Posted: May 30, 2014 at 3:48 pm

The Eagles head into their summer series with several questions needing to be answered. The World Cup is just a little over a month away and with compromises coming to get top players available for the New Zealand match in the fall there aren’t a lot of games left in which all the top players will be together. Even this summer some of the top European players may not be around all week. All together the Eagles should only have six to eight matches left before they take on Samoa in their World Cup opener. With that in mind, here are a few questions the Eagles need to answer in their summer series.

Can they consistently beat higher ranked opponent?

The Eagles beat Georgia last fall and then before that Romania in 2012. However, in terms of Pacific Nations Cup opponents the U.S. does not have a good record. Everyone remembers last summer where the team lost all seven of their summer matches. They were close in several of them but still couldn’t put it all together. It’s important that they show they can put wins on the board against the likes of Japan and Canada. These are the teams that are near the top of the Tier II nations and if the Eagles want to make serious waves they need to beat them. Plus, it’s about confidence heading into the World Cup.

Will Starters Be Defined?

Some positions on the team aren’t up for debate. If Samu Manoa is with the team he’s going to start at lock. Todd Clever, Scott LaValla, and Cam Dolan have the back-row covered. Chris Wyles is the fullback, Blaine Scully is one of the wings, Phil Thiel is the hooker, and Andrew Suniula is the inside center. However, outside that there are a lot of open positions. The biggest question mark is who is going to be the halfback pairing. Folau Niua, Shalom Suniula, and Garrett Brewer are going to get a chance at fly-half while Mike Petri and Nate Augspurger will get a chance at scrumhalf. Fly-half might not be as open but scrumhalf is up for the taking with Adam Siddall and Toby L’Estrange expected to recover from their injuries. Now is the time for someone to step forward and put a lock on the position ahead of the World Cup.

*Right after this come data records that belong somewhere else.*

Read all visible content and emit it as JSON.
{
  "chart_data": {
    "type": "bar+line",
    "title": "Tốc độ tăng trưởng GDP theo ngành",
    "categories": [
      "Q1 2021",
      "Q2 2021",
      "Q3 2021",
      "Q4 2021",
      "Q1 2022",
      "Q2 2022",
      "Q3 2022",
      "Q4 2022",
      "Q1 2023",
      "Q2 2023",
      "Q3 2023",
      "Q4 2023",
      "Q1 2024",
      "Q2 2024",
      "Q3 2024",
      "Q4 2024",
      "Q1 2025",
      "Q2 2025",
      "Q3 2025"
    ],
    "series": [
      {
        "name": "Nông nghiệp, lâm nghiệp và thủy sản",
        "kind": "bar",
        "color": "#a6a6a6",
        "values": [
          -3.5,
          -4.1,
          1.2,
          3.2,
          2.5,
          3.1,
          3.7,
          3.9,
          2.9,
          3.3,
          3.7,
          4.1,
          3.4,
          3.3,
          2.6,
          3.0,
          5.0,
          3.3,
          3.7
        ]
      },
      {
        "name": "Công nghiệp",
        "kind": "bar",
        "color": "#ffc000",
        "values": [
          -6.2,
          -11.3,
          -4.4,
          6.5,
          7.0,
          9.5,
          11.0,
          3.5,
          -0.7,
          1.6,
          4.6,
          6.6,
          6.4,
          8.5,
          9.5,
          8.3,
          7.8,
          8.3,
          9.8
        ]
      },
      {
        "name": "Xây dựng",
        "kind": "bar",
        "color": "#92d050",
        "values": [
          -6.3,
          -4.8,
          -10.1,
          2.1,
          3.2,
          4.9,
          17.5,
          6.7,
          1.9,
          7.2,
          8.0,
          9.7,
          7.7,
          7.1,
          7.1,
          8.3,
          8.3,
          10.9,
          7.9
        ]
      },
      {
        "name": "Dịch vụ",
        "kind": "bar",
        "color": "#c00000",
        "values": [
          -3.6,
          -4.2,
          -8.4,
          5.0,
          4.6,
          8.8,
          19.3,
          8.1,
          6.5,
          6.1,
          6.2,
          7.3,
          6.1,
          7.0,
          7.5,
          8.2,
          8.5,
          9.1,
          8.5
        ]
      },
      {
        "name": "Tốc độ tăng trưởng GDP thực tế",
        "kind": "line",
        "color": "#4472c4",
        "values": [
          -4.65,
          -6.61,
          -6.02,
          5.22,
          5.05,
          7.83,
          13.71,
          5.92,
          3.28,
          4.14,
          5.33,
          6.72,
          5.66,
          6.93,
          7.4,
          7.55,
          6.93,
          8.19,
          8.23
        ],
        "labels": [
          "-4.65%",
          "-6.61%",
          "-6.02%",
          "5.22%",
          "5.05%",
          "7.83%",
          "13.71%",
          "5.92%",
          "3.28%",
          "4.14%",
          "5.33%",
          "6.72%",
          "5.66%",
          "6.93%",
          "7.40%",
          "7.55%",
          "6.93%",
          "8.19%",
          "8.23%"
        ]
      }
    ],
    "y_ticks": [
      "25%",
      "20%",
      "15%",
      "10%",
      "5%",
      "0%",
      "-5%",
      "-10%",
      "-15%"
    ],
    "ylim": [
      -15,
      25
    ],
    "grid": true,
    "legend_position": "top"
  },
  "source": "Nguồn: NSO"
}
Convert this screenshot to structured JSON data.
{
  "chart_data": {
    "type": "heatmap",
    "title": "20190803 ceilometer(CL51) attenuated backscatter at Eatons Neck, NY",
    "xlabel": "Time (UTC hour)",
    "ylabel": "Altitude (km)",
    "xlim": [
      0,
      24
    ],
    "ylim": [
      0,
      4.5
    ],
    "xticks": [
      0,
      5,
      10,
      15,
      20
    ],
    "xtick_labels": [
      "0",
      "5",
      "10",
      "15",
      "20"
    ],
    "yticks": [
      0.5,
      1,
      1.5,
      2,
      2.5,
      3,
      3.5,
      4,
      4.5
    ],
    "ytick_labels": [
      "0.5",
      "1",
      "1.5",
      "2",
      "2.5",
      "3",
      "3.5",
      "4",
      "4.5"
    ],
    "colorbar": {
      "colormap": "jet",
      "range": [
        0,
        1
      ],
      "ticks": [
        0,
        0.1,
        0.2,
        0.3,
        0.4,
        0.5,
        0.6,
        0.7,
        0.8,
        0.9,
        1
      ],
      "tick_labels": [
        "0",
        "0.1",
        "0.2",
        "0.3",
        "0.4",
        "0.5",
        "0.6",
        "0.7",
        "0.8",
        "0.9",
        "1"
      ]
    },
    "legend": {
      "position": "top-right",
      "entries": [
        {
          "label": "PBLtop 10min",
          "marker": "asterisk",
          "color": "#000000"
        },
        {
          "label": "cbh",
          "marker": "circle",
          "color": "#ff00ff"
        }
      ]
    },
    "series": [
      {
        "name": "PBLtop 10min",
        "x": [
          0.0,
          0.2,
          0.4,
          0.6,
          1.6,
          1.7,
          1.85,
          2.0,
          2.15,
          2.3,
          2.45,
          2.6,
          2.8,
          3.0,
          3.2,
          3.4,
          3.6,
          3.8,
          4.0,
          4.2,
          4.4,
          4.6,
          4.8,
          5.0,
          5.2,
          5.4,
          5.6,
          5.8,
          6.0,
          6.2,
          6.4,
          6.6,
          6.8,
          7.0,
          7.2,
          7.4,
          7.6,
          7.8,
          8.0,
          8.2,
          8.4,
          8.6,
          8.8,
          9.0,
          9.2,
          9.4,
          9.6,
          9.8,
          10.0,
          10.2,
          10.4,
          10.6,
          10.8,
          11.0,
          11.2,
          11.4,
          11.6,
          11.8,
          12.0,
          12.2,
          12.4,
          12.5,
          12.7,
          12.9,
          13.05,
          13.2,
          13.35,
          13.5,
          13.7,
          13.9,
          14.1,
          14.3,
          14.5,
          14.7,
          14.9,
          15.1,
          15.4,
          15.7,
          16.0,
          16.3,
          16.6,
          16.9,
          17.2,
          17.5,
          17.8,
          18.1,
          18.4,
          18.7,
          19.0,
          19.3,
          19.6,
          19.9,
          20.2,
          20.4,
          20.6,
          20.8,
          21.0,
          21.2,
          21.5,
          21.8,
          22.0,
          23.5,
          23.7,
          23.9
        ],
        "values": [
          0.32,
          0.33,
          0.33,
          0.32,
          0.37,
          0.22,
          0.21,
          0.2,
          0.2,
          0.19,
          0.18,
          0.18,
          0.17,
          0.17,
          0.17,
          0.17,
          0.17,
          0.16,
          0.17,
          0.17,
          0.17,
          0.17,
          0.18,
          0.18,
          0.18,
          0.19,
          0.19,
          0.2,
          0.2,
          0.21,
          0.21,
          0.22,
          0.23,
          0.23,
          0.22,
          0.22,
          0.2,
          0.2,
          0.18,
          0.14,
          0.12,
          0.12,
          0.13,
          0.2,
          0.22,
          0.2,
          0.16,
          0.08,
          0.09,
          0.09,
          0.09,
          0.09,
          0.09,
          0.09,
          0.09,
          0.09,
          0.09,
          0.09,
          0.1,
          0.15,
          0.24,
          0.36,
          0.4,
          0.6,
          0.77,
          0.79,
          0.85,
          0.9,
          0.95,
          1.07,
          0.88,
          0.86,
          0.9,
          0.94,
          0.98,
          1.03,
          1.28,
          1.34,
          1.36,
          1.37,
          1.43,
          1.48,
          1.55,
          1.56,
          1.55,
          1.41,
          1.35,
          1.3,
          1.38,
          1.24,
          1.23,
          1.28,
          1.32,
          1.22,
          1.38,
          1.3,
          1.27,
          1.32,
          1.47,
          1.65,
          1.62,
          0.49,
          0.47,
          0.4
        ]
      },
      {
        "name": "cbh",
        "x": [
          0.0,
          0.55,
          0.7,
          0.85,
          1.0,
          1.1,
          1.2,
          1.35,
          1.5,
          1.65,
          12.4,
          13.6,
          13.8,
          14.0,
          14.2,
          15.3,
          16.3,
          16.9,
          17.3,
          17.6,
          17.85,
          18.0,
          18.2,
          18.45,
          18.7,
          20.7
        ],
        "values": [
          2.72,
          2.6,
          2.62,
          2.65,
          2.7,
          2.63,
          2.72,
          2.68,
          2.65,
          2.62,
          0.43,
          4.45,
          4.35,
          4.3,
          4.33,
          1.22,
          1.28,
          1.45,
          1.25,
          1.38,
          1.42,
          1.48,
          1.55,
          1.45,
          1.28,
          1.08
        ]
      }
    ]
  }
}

Prop is another position that needs to be settled. Eric Fry, Shawn Pittman, Oliver Kilifi, Titi Lamositele, and Nick Wallace all have started over the last year. At least two of them are going to need to put their hand up and deliver starter worthy performances. Finally there is a need to settle who is going to pair with Manoa at lock. Head coach Mike Tolkin has brought in a lot of options, including Hayden Smith, Lou Stanfill, Tai Tuisamoa, Nick Civetta, and others that are vying for the chance. One needs to step up and see more time.

Can They Beat A Tier I Side?

Since the IRB mandated that a Tier I side visits the U.S. and Canada the U.S. has come close to getting a win in their first two attempts. Against Italy in 2012 they were right in the match until the referee decided to take over and issue two harsh red cards that probably should have been yellow. Against Ireland in 2013 they only fell by three points. This year they face Scotland, who along with Italy are the weakest Tier I side. Scotland are bringing several of their top players but not all of them and some of their players will be coming straight from the RaboDirect Pro12 title. This may be the best chance the U.S. has of finally getting that Tier I win. It’s still a long shot but it’s better than in years past.

Which Young Players Will Step Up?

The Eagles are at a crossroads in terms of age. Several players on the team will surely be playing in their last World Cup while there are some very exciting players that will be playing in their first. The U.S. has ridden their group of veterans for several years now but they need younger players to step up and take the mantle going forward. Can Scott LaValla show that he can be the full-time captain? Can Cam Dolan continue to excel? Will Titi Lamositele take over as a starting prop? These are all questions that may not be answered this summer but we should at least see the beginning of answers.